Who Is Gregory Prince?

Prince, a sixth-generation Mormon born and raised in Los Angeles, began collecting about 50 years ago near the end of his time in dentistry school. He then earned a Ph.D. in pathology – both degrees from UCLA – and has had a career in biomedical research, developing a successful treatment for RSV disease, a virus that strikes infants around the world, while working with the National Institutes of Health, Johns Hopkins University and his own biotechnology company.

A page from the 1960 book-length proposal for a Rotunda-shaped Mormon religious building to be added to Salt Lake City’s Temple Square by Stephen G. Covey (father of Stephen Covey, author of “The 7 Habits of Highly Effective People”). He spent 15 years of research and planning on the design – but the edifice was never constructed.

For his collection, he looked for out-of-print books, Prince said, but didn’t have much money to spend and was not looking for rare publications. “What began as a passion regarding in-print books turned into an obsession regarding out-of-print books, an entirely new world for my reading. … I was quite happy to obtain reprints and photocopies of works that, if original, would have had values into the six-figures.”

In his early adulthood, as he began participating more in the Church, he came up with questions “and few answers,” he said. He was determined to “own” his religion, he said. Prince himself has written four books on Mormon topics published by academic presses, including an eight-year process that culminated in 1995 with the publication of “Power From on High: The Development of Mormon Priesthood.” His other titles include: “David O. McKay and the Rise of Modern Mormonism,” “Leonard Arrington and the Writing of Mormon History” and “Gay Rights and the Mormon Church: Intended Actions, Unintended Consequences.”

Why UVA

Prince said that he realized his collection “needed to have a second life, given that my own use of it was coming to an end.” He began discussing it with Richard Bushman, who endowed the Mormon studies professorship that Flake holds at UVA, and contacted officials of the University about the possibility of donating the library to UVA.

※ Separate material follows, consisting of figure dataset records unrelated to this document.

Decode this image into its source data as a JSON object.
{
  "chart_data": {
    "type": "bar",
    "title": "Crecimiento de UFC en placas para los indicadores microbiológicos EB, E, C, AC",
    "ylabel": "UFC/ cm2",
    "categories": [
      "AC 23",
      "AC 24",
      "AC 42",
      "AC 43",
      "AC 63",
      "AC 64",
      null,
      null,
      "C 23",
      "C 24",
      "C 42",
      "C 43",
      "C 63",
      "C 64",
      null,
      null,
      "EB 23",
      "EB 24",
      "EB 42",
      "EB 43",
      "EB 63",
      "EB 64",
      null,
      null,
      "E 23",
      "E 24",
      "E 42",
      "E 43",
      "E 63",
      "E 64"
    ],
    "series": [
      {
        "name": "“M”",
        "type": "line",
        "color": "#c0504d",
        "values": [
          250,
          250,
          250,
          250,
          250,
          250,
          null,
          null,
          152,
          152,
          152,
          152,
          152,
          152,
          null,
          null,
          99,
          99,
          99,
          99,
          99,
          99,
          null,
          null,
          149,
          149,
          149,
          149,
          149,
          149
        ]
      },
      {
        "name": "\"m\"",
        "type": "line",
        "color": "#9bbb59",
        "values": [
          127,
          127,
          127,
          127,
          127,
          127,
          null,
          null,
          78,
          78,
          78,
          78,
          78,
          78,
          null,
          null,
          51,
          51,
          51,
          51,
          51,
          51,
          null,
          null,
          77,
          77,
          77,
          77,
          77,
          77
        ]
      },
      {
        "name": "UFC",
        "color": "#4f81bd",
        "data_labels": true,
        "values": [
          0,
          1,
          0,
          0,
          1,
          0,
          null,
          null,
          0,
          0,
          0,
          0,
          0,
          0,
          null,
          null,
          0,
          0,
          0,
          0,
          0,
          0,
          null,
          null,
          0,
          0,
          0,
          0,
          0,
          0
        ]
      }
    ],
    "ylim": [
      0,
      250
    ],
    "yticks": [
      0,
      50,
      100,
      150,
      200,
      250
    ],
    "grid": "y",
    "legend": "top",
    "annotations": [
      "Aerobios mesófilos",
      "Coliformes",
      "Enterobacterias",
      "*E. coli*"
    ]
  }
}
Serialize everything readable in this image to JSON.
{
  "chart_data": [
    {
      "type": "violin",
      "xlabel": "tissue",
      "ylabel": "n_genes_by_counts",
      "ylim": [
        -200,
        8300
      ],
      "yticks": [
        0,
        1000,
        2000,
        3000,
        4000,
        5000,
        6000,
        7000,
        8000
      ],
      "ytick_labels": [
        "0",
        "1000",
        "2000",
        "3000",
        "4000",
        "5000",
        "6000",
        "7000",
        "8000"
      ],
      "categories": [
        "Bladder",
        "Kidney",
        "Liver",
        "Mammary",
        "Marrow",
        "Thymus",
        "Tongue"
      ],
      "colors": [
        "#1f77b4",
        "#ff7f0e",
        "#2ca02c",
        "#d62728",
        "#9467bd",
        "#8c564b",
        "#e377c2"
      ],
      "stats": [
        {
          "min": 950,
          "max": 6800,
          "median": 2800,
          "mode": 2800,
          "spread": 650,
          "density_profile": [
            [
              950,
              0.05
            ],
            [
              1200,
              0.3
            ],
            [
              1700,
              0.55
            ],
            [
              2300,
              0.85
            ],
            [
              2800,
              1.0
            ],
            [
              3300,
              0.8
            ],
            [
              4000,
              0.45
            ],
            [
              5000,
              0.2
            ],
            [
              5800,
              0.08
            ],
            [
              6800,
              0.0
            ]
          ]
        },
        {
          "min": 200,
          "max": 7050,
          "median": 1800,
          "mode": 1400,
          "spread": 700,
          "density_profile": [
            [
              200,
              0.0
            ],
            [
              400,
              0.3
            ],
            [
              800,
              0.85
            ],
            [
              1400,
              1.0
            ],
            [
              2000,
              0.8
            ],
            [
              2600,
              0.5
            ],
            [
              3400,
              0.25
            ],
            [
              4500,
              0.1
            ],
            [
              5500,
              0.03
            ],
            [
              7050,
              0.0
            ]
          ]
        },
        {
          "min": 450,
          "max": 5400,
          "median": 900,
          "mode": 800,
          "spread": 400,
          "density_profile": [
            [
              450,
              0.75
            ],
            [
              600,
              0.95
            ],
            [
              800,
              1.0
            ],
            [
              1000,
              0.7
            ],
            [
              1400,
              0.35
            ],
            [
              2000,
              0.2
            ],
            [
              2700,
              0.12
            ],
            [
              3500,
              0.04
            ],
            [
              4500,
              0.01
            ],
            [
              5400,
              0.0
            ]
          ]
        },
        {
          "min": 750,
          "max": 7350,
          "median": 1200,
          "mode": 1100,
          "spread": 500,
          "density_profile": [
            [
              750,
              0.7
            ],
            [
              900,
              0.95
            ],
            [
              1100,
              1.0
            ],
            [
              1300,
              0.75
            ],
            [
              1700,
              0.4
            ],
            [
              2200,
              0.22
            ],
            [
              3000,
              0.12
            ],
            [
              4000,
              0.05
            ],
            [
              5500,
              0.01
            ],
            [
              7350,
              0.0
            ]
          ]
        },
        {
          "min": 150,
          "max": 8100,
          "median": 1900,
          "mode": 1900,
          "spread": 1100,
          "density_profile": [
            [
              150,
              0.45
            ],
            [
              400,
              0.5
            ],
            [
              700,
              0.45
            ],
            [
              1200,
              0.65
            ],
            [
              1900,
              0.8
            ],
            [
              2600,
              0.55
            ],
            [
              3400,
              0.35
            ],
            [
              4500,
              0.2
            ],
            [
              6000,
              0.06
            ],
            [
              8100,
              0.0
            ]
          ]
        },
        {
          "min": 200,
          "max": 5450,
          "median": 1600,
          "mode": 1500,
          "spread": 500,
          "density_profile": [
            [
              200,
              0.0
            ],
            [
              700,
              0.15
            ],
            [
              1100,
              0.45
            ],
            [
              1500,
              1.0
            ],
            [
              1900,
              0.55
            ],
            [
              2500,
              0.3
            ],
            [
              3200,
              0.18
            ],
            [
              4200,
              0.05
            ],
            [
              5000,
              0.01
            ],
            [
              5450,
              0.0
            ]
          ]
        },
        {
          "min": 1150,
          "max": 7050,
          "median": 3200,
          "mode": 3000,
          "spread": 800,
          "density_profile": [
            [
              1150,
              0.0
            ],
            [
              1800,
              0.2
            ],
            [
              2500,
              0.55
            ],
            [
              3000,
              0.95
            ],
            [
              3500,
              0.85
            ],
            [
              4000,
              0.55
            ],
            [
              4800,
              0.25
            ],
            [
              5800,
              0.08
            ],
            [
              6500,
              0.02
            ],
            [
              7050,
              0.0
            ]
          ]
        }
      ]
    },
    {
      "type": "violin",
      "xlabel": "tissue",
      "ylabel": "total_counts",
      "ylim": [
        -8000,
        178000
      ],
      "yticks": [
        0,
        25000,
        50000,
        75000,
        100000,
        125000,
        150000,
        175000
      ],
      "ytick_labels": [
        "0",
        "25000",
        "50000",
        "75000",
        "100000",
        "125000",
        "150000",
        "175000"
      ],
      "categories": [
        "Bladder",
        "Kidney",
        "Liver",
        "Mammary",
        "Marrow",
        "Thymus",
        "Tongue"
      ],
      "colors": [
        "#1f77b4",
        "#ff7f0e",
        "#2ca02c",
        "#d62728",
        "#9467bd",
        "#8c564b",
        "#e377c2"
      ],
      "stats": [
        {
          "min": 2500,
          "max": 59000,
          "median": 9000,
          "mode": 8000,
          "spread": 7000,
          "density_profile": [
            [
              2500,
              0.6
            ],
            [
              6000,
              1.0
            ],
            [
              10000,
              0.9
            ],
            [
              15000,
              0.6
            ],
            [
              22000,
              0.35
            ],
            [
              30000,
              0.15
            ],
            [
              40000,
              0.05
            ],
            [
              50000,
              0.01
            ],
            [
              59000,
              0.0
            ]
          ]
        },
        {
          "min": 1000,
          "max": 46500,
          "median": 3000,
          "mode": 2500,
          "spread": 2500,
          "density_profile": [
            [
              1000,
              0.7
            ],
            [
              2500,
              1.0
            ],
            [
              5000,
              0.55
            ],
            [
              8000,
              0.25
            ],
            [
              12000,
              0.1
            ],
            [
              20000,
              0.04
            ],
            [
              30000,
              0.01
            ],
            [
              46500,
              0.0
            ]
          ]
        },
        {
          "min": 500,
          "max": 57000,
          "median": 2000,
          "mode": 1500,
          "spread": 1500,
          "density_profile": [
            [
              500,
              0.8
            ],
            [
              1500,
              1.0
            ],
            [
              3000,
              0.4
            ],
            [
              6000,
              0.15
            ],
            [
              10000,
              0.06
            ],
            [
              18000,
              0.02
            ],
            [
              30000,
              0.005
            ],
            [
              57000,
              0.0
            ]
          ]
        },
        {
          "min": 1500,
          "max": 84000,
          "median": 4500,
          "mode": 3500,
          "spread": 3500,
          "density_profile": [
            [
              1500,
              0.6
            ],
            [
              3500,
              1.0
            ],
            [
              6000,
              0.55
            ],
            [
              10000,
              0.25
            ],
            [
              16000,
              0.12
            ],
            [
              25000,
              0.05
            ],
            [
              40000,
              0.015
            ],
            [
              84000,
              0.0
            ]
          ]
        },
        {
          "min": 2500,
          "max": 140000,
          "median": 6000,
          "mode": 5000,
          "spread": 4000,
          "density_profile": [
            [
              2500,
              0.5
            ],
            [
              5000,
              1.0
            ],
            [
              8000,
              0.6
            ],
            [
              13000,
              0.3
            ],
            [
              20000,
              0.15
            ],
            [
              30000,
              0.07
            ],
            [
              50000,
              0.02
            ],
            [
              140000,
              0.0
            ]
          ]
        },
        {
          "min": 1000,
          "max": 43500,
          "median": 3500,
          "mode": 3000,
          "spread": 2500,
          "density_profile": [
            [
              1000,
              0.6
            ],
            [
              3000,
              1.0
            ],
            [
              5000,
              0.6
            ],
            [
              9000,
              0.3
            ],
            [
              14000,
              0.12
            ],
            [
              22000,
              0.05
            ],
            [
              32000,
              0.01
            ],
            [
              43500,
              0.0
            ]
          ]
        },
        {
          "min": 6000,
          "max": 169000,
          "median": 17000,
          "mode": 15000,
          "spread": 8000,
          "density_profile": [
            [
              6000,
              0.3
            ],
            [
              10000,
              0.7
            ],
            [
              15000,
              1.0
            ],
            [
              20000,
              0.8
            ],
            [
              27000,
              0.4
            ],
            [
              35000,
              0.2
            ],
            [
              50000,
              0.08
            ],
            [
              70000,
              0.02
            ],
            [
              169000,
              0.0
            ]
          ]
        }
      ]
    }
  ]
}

Prince had known Flake when she was a professor at Vanderbilt University and said he was thrilled when UVA hired her as the Bushman Professor of Mormon Studies in 2013. “The reason was obvious: a chair in Mormon studies would lay down a marker, but a chair and a world-class research library would make UVA a center for Mormon Studies that would be unrivaled by anything else east of the Rocky Mountains,” Prince said.